Tim Berners-Lee is British - a Londoner, to be precise. So am I actually. But I didn’t invent the world wide web whereas he did. There’ll be other differences between us no doubt but that’s the main one.
Anyway. I’ve learnt a few things courtesy of Wikipedia today. One thing I’ve learnt: the world wide web isn’t actually the internet; the internet is a collection of servers and connections over which the world wide web operates.
Berners-Lee created many of the web items that many of us use in our explorations around the web and which we take for granted. Hyperlinks, which allow you to click on words like this one - hyperlink - and be transported to a place of my choice is just one of them. A collection of related pieces of information, created and then bound together by an individual (or group or company) in some logical or meaningful way and navigated through using hyperlinks is called a web site. The web site’s unique address - the place from which it is summoned by the web surfer (you, for example) - is designated by its Uniform Resource Locator - or URL.
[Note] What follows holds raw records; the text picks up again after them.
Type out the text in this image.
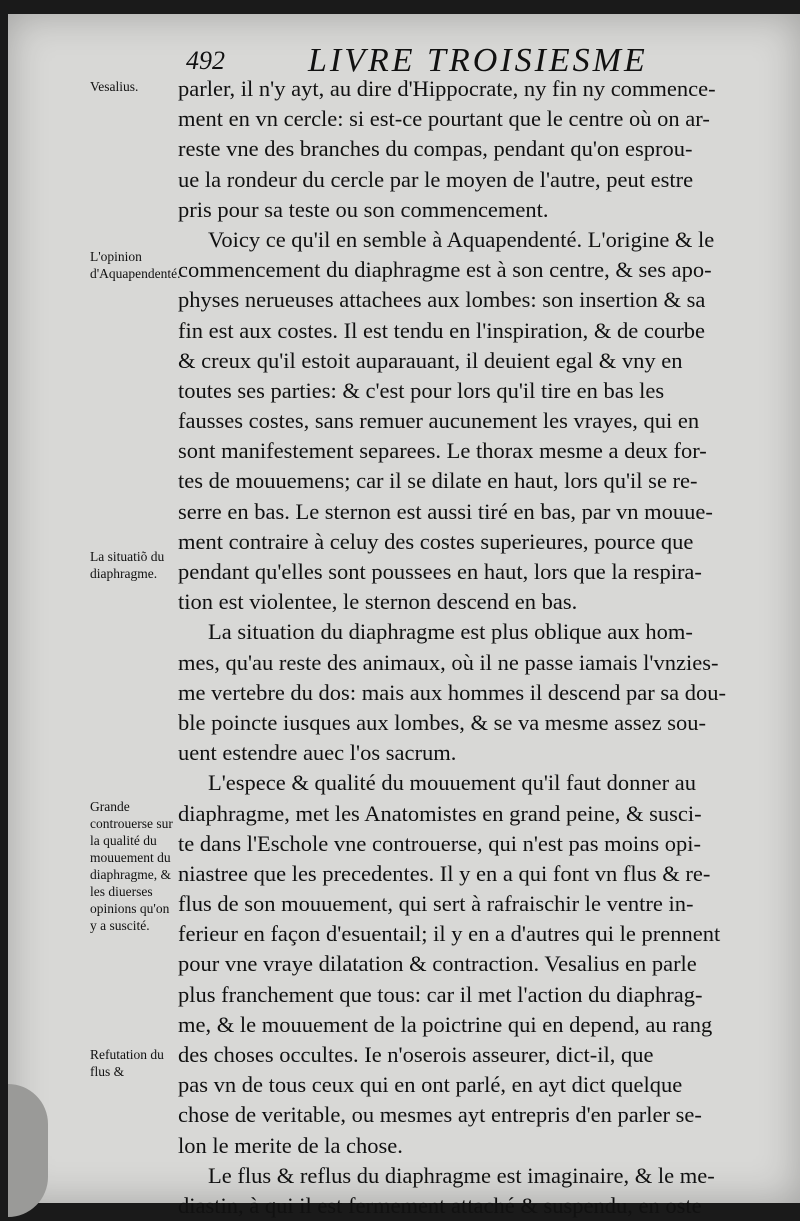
492 LIVRE TROISIESME
Vesalius.
L'opinion d'Aquapendenté.
La situatiõ du diaphragme.
Grande controuerse sur la qualité du mouuement du diaphragme, & les diuerses opinions qu'on y a suscité.
Refutation du flus &
parler, il n'y ayt, au dire d'Hippocrate, ny fin ny commence-
ment en vn cercle: si est-ce pourtant que le centre où on ar-
reste vne des branches du compas, pendant qu'on esprou-
ue la rondeur du cercle par le moyen de l'autre, peut estre
pris pour sa teste ou son commencement.
Voicy ce qu'il en semble à Aquapendenté. L'origine & le
commencement du diaphragme est à son centre, & ses apo-
physes nerueuses attachees aux lombes: son insertion & sa
fin est aux costes. Il est tendu en l'inspiration, & de courbe
& creux qu'il estoit auparauant, il deuient egal & vny en
toutes ses parties: & c'est pour lors qu'il tire en bas les
fausses costes, sans remuer aucunement les vrayes, qui en
sont manifestement separees. Le thorax mesme a deux for-
tes de mouuemens; car il se dilate en haut, lors qu'il se re-
serre en bas. Le sternon est aussi tiré en bas, par vn mouue-
ment contraire à celuy des costes superieures, pource que
pendant qu'elles sont poussees en haut, lors que la respira-
tion est violentee, le sternon descend en bas.
La situation du diaphragme est plus oblique aux hom-
mes, qu'au reste des animaux, où il ne passe iamais l'vnzies-
me vertebre du dos: mais aux hommes il descend par sa dou-
ble poincte iusques aux lombes, & se va mesme assez sou-
uent estendre auec l'os sacrum.
L'espece & qualité du mouuement qu'il faut donner au
diaphragme, met les Anatomistes en grand peine, & susci-
te dans l'Eschole vne controuerse, qui n'est pas moins opi-
niastree que les precedentes. Il y en a qui font vn flus & re-
flus de son mouuement, qui sert à rafraischir le ventre in-
ferieur en façon d'esuentail; il y en a d'autres qui le prennent
pour vne vraye dilatation & contraction. Vesalius en parle
plus franchement que tous: car il met l'action du diaphrag-
me, & le mouuement de la poictrine qui en depend, au rang
des choses occultes. Ie n'oserois asseurer, dict-il, que
pas vn de tous ceux qui en ont parlé, en ayt dict quelque
chose de veritable, ou mesmes ayt entrepris d'en parler se-
lon le merite de la chose.
Le flus & reflus du diaphragme est imaginaire, & le me-
diastin, à qui il est fermement attaché & suspendu, en oste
Hyper Text Transfer Protocol - HTTP to most of us - specifies how the browser and server send the information to each other, and Hyper Text Markup Language - good ol’ HTML - is a method of encoding the information so it can be displayed on a variety of devices.
Berners-Lee’s world wide web fixed a number of problems that existed in the vanilla internet environment. For example, unidirectional links means I can now create a link to your webpage myself without you having to do something your end to make that link work. You, in turn, can create a link to this blog without me having to do anything. So go on then.
Also, his world wide web is non-proprietary - which means you don’t need to build hardware to specific - and restrictive - operating standards.
You’d think, then, that the first ever website would have been created by this man also. And you’d be right. Click here to check out the semi-naked babes on this humdinger…
(You just had to, didn’t you…)
Actually, the first image on the web is here and isn’t the worst (nor is it the best) picture I’ve ever seen.
The world’s first web-site was viewed, naturally enough, on the world’s first web browser. The browser is a tool used to retrieve the desired information - a document of text or images, for example - from the internet server at which it is stored. Berners-Lee’s browser was a little ropey; it could only run on CERN’s (who he worked for) computers. Mosaic was the first text and graphics browser more generally available, beginning life in 1987 and becoming an ex-browser in 1997. It later morphed into Netscape’s Navigator.
So there you have it: the world wide web was created by a Brit from London. Tell your friends.